“The Janes” is HBO’s candid talking heads documentary that provides a brief history of Jane Collective, a secret abortion group that was active in Chicago in the late 1960s and early 70s.
The Roe v. Wade case, a 1973 Supreme Court ruling to protect women’s right to abortion, had not yet been inherited. ) Or rely on dangerous methods to self-induce abortion.
This situation, and the motivation of the times cultivated by the civil rights and women’s liberation movement, has driven Jane’s members into action.
The documentary, directed by Tia Lessin and Emma Pildes, relies primarily on testimony from female volunteers from Jane Collective, an effort from the beginning when the group was just a referral service to the last day of fighting law enforcement. I’m following.

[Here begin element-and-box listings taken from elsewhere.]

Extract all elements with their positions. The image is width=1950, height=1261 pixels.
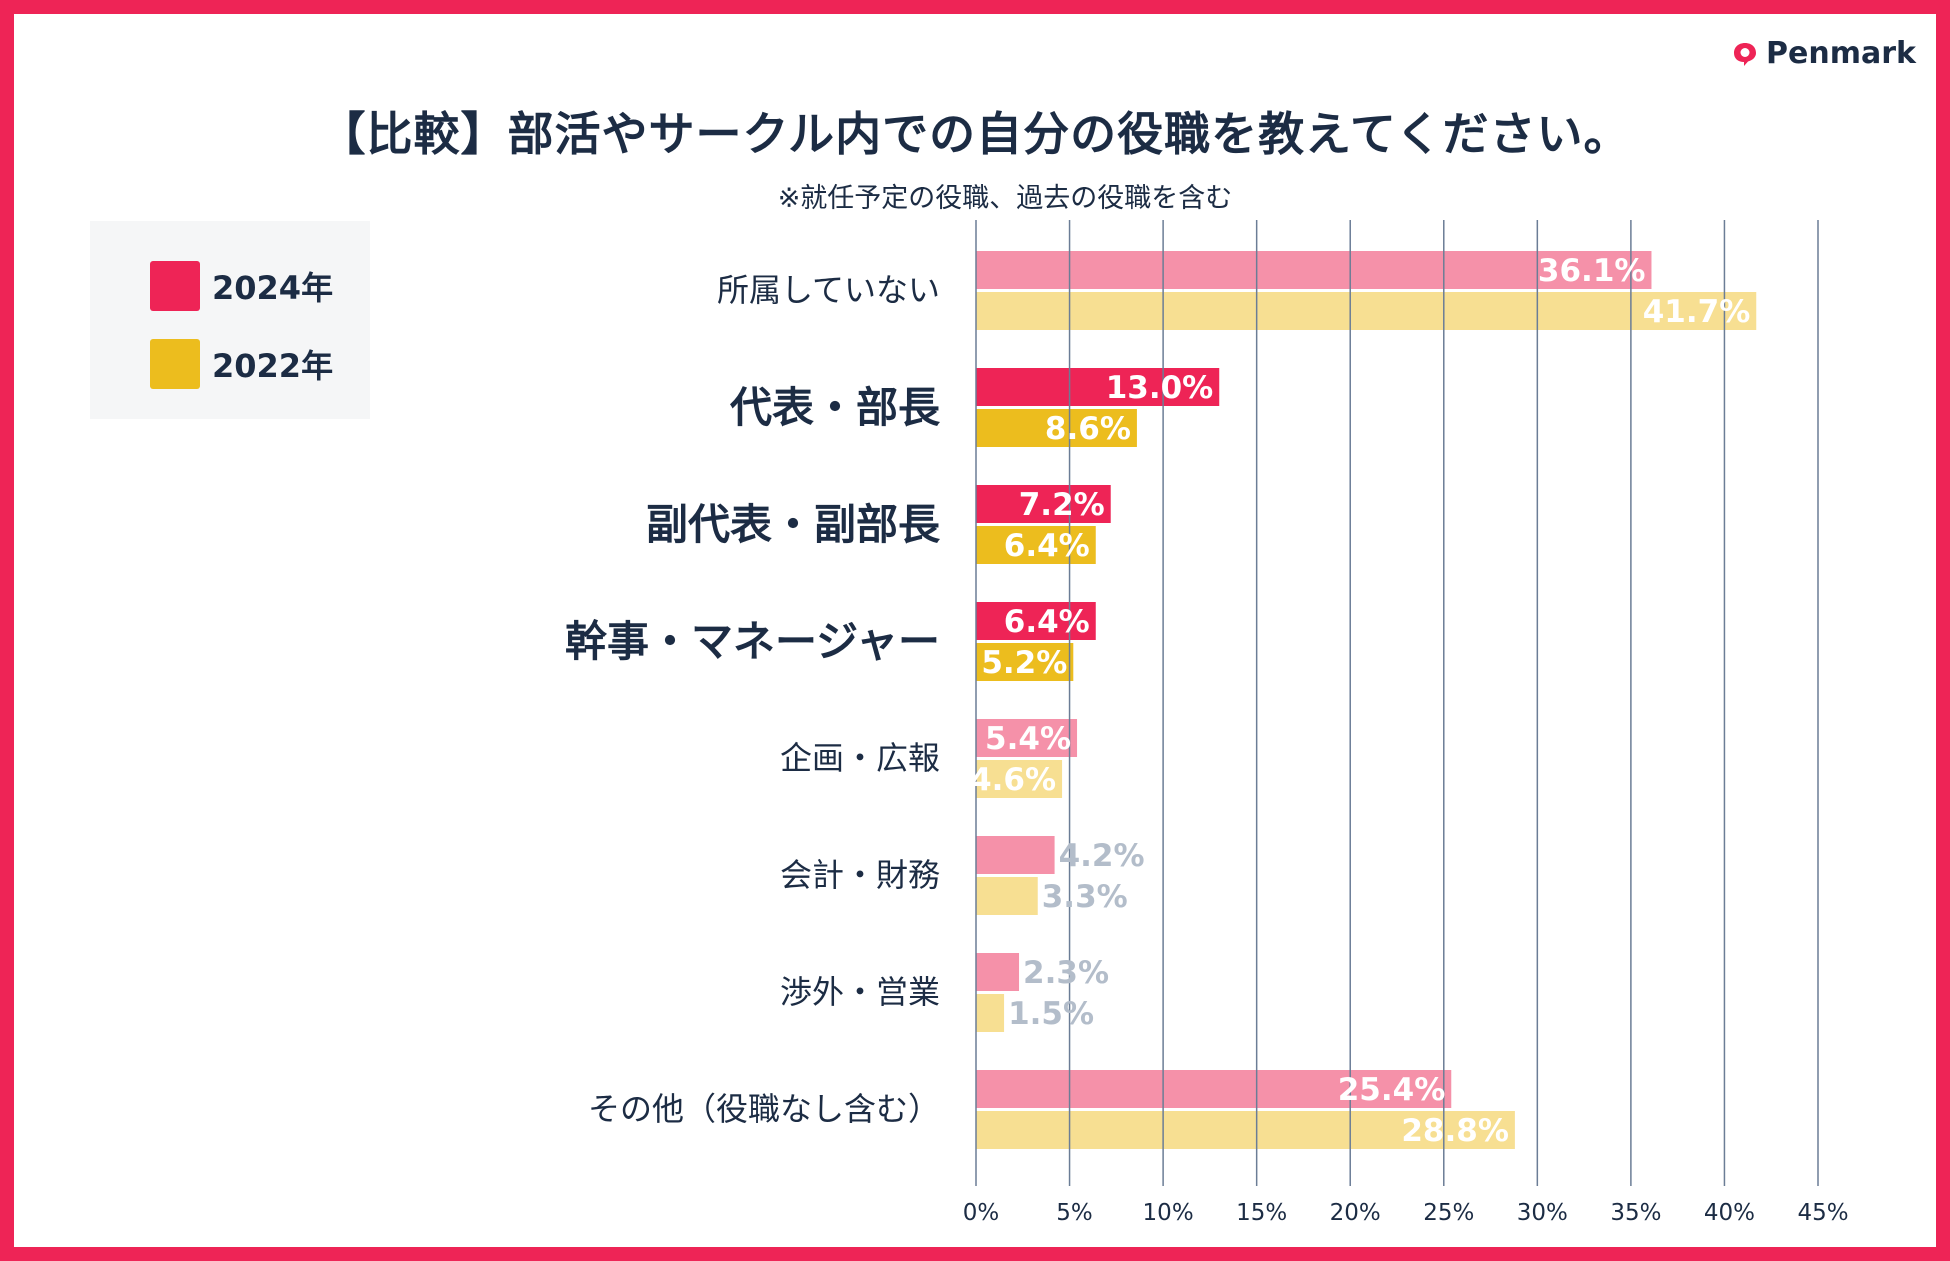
- value-label-2022-4: 4.6%: [970, 762, 1056, 798]
- x-tick-label-7: 35%: [1610, 1200, 1661, 1226]
- value-label-2024-6: 2.3%: [1023, 955, 1109, 991]
- value-label-2024-1: 13.0%: [1106, 370, 1214, 406]
- x-tick-label-0: 0%: [963, 1200, 1000, 1226]
- chart-title: 【比較】部活やサークル内での自分の役職を教えてください。: [319, 107, 1631, 161]
- bar-2024-3: [976, 602, 1096, 640]
- category-label-7: その他（役職なし含む）: [588, 1090, 940, 1128]
- value-label-2022-1: 8.6%: [1045, 411, 1131, 447]
- value-label-2022-5: 3.3%: [1042, 879, 1128, 915]
- value-label-2024-2: 7.2%: [1019, 487, 1105, 523]
- value-label-2022-2: 6.4%: [1004, 528, 1090, 564]
- bar-2024-5: [976, 836, 1055, 874]
- bar-2024-2: [976, 485, 1111, 523]
- value-label-2024-3: 6.4%: [1004, 604, 1090, 640]
- brand-name: Penmark: [1766, 36, 1916, 71]
- category-label-5: 会計・財務: [780, 856, 940, 894]
- x-tick-label-1: 5%: [1056, 1200, 1093, 1226]
- legend-label-2024: 2024年: [212, 269, 334, 307]
- bar-2024-0: [976, 251, 1652, 289]
- chart-subtitle-text: ※就任予定の役職、過去の役職を含む: [777, 183, 1233, 214]
- bar-2024-4: [976, 719, 1078, 757]
- brand-logo: Penmark: [1732, 36, 1916, 71]
- category-label-2: 副代表・副部長: [646, 500, 941, 549]
- legend-item-2022: 2022年: [150, 339, 333, 389]
- legend: 2024年 2022年: [90, 221, 370, 419]
- bar-2022-6: [976, 994, 1005, 1032]
- chart-subtitle: ※就任予定の役職、過去の役職を含む: [0, 176, 1950, 215]
- category-label-3: 幹事・マネージャー: [565, 617, 940, 666]
- legend-swatch-2022: [150, 339, 200, 389]
- bar-2024-6: [976, 953, 1020, 991]
- bar-2022-2: [976, 526, 1096, 564]
- x-tick-label-6: 30%: [1517, 1200, 1568, 1226]
- value-label-2024-0: 36.1%: [1538, 253, 1646, 289]
- chat-bubble-icon: [1734, 42, 1757, 66]
- bar-2022-5: [976, 877, 1038, 915]
- bar-2024-1: [976, 368, 1220, 406]
- x-tick-label-4: 20%: [1330, 1200, 1381, 1226]
- value-label-2022-6: 1.5%: [1008, 996, 1094, 1032]
- bar-2022-7: [976, 1111, 1515, 1149]
- x-tick-label-2: 10%: [1143, 1200, 1194, 1226]
- legend-swatch-2024: [150, 261, 200, 311]
- x-tick-label-9: 45%: [1797, 1200, 1848, 1226]
- bar-2022-0: [976, 292, 1757, 330]
- category-label-6: 渉外・営業: [780, 973, 940, 1011]
- category-label-0: 所属していない: [717, 271, 940, 309]
- category-label-4: 企画・広報: [780, 739, 940, 777]
- x-tick-label-8: 40%: [1704, 1200, 1755, 1226]
- value-label-2024-5: 4.2%: [1059, 838, 1145, 874]
- category-label-1: 代表・部長: [729, 383, 941, 432]
- value-label-2024-4: 5.4%: [985, 721, 1071, 757]
- x-tick-label-3: 15%: [1236, 1200, 1287, 1226]
- value-label-2022-7: 28.8%: [1401, 1113, 1509, 1149]
- value-label-2022-3: 5.2%: [981, 645, 1067, 681]
- value-label-2024-7: 25.4%: [1338, 1072, 1446, 1108]
- value-label-2022-0: 41.7%: [1643, 294, 1751, 330]
- bar-2022-4: [976, 760, 1063, 798]
- bar-2022-3: [976, 643, 1074, 681]
- x-tick-label-5: 25%: [1423, 1200, 1474, 1226]
- legend-label-2022: 2022年: [212, 347, 334, 385]
- bar-2022-1: [976, 409, 1137, 447]
- bar-2024-7: [976, 1070, 1452, 1108]
- legend-item-2024: 2024年: [150, 261, 333, 311]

Eventually, Jane Collective provided nearly 11,000 abortions by the time the Roe v. Wade case came into force, at which point the group was inactive. (The new promotion of today’s restrictive abortion law, and the report of the current Supreme Court’s ruling on a case that could overturn Law, casts a sense of dark uncertainty on the other triumphant conclusions of the film. increase.)
It’s a cookie cutter, but there’s something in “The Janes”. Former Janes, the interviewee, all talk about their beliefs and share the past in a surprisingly clear way. They said their job, their commitment to ensuring the safety and well-being of other women, was not so radical in practice and was measured for the inadequacy of the system that refused to protect itself. It reminds me that it was a good response.
Janes
Unrated. Execution time: 1 hour 41 minutes. Watch on the HBO platform.